How do you factor #y^4+8y^3+12#?

Question

Hazel Anglin · Accepted Answer

If the question is correct as stands then the answer is complicated, but here's a sketch of how you can do it...
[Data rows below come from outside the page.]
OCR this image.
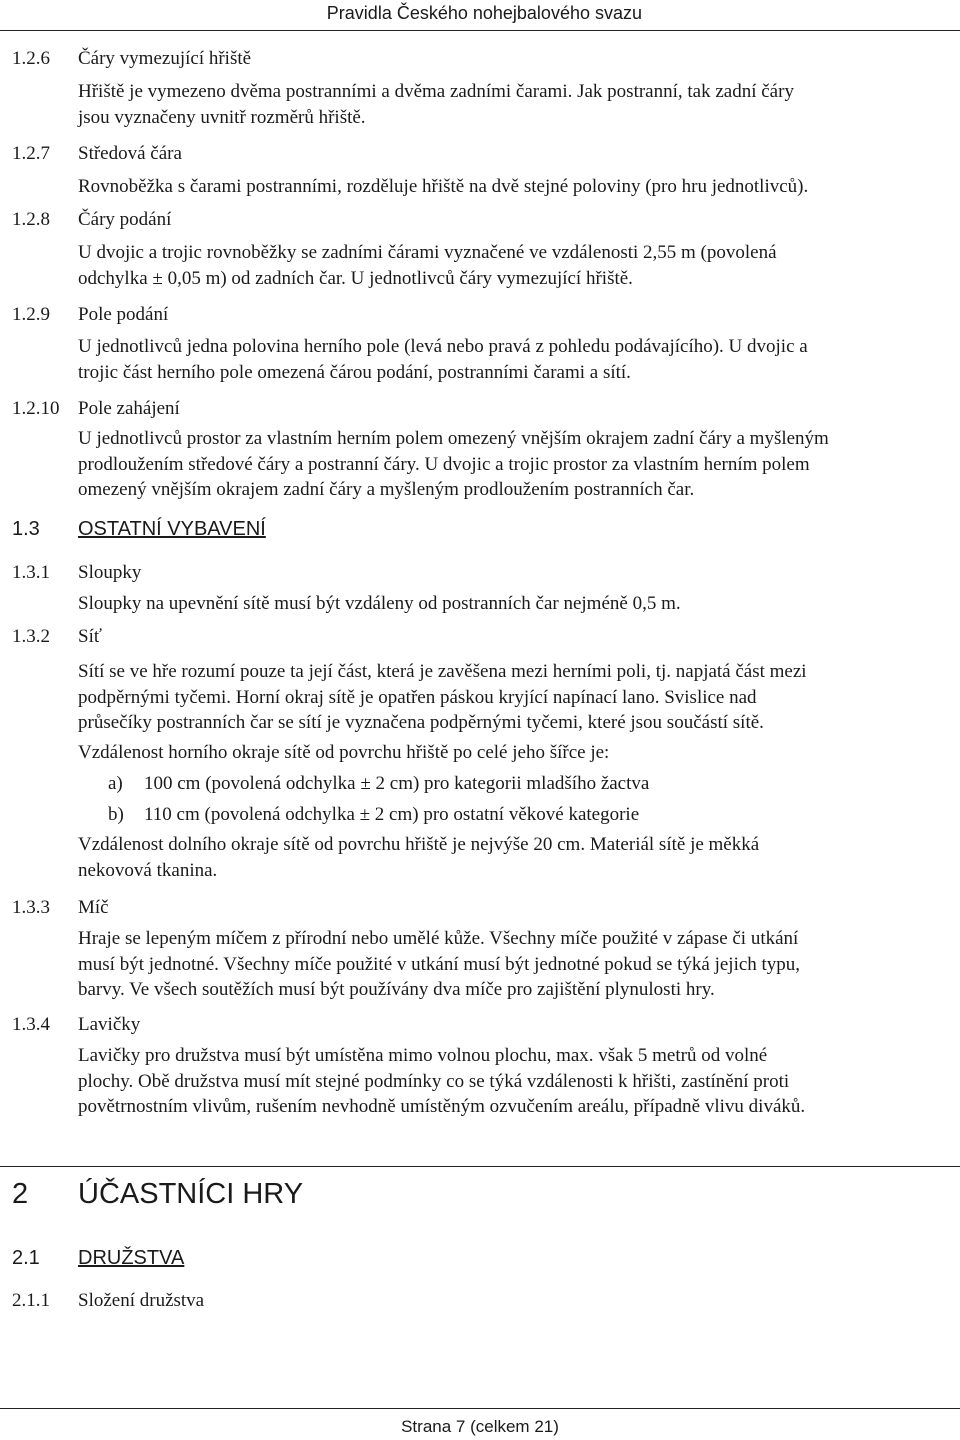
Pravidla Českého nohejbalového svazu
1.2.6 Čáry vymezující hřiště

Hřiště je vymezeno dvěma postranními a dvěma zadními čarami. Jak postranní, tak zadní čáry

jsou vyznačeny uvnitř rozměrů hřiště.

1.2.7 Středová čára

Rovnoběžka s čarami postranními, rozděluje hřiště na dvě stejné poloviny (pro hru jednotlivců).

1.2.8 Čáry podání

U dvojic a trojic rovnoběžky se zadními čárami vyznačené ve vzdálenosti 2,55 m (povolená

odchylka ± 0,05 m) od zadních čar. U jednotlivců čáry vymezující hřiště.

1.2.9 Pole podání

U jednotlivců jedna polovina herního pole (levá nebo pravá z pohledu podávajícího). U dvojic a

trojic část herního pole omezená čárou podání, postranními čarami a sítí.

1.2.10 Pole zahájení

U jednotlivců prostor za vlastním herním polem omezený vnějším okrajem zadní čáry a myšleným

prodloužením středové čáry a postranní čáry. U dvojic a trojic prostor za vlastním herním polem

omezený vnějším okrajem zadní čáry a myšleným prodloužením postranních čar.

1.3 OSTATNÍ VYBAVENÍ
1.3.1 Sloupky

Sloupky na upevnění sítě musí být vzdáleny od postranních čar nejméně 0,5 m.

1.3.2 Síť

Sítí se ve hře rozumí pouze ta její část, která je zavěšena mezi herními poli, tj. napjatá část mezi

podpěrnými tyčemi. Horní okraj sítě je opatřen páskou kryjící napínací lano. Svislice nad

průsečíky postranních čar se sítí je vyznačena podpěrnými tyčemi, které jsou součástí sítě.

Vzdálenost horního okraje sítě od povrchu hřiště po celé jeho šířce je:

a) 100 cm (povolená odchylka ± 2 cm) pro kategorii mladšího žactva
b) 110 cm (povolená odchylka ± 2 cm) pro ostatní věkové kategorie

Vzdálenost dolního okraje sítě od povrchu hřiště je nejvýše 20 cm. Materiál sítě je měkká

nekovová tkanina.

1.3.3 Míč

Hraje se lepeným míčem z přírodní nebo umělé kůže. Všechny míče použité v zápase či utkání

musí být jednotné. Všechny míče použité v utkání musí být jednotné pokud se týká jejich typu,

barvy. Ve všech soutěžích musí být používány dva míče pro zajištění plynulosti hry.

1.3.4 Lavičky

Lavičky pro družstva musí být umístěna mimo volnou plochu, max. však 5 metrů od volné

plochy. Obě družstva musí mít stejné podmínky co se týká vzdálenosti k hřišti, zastínění proti

povětrnostním vlivům, rušením nevhodně umístěným ozvučením areálu, případně vlivu diváků.

2 ÚČASTNÍCI HRY
2.1 DRUŽSTVA
2.1.1 Složení družstva
Strana 7 (celkem 21)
#y^4+8y^3+12# Let #t = y+2# Then: #y^4+8y^3+12 = (y+2)^4-24(y+2)^2+64(y+2)-36# #color(white)(y^4+8y^3+12) = t^4-24t^2+64t-36# #color(white)(y^4+8y^3+12) = (t^2-at+b)(t^2+at+c)# #color(white)(y^4+8y^3+12) = t^4+(b+c-a^2)t^2+a(b-c)t+bc# Equating coefficients: #{ (b+c = a^2-24), (b-c = 64/a), (bc=-36) :}# Hence: #a^4-48a^2+576 = (a^2-24)^2 = (b+c)^2 = (b-c)^2+4bc = 4096/a^2-144# Hence: #0 = (a^2)^3-48(a^2)^2+720(a^2)-4096# #color(white)(0) = (a^2-16)^3-48(a^2-16)-768# Using Cardano's method, let #a^2-16 = u+v# Then: #u^3+v^3+3(uv-16)(u+v)-768 = 0# Add the constraint #v = 16/u# to eliminate the term in #(u+v)# and get: #(u^3)^2-768(u^3)+4096 = 0# Using the quadratic formula: #u^3 = (768+-sqrt(768^2-4(1)(4096)))/2# #color(white)(u^3) = 384+-64sqrt(35)# #color(white)(u^3) = 4^3(6+-sqrt(35))# Hence: #a^2 = 16+4root(3)(6+sqrt(35))+4root(3)(6-sqrt(35))# We can use the positive square root: #a = 2sqrt(4+root(3)(6+sqrt(35))+root(3)(6-sqrt(35)))# Then: #b = 1/2(a^2-24+64/a)# #c = 1/2(a^2-24-64/a)# Leaving us with two quadratics to solve: #t^2-at+b = 0# #t^2+at+c = 0# yielding #4# roots: #t_1, t_2, t_3, t_4#. Then the zeros of our original quartic are given by: #y_n = t_n-2# Hence we find a factorisation: #y^4+8y^3+12 = (y-y_1)(y-y_2)(y-y_3)(y-y_4)# where #y_1, y_2, y_3, y_4# are the four zeros.

Eva Adamson · Answer

undefined To factor $y^4 + 8y^3 + 12$, you can rewrite it as $(y^4 + 8y^3) + 12$. Then, factor out the greatest common factor from the first two terms, which is $y^3$, leaving you with $y^3(y + 8) + 12$.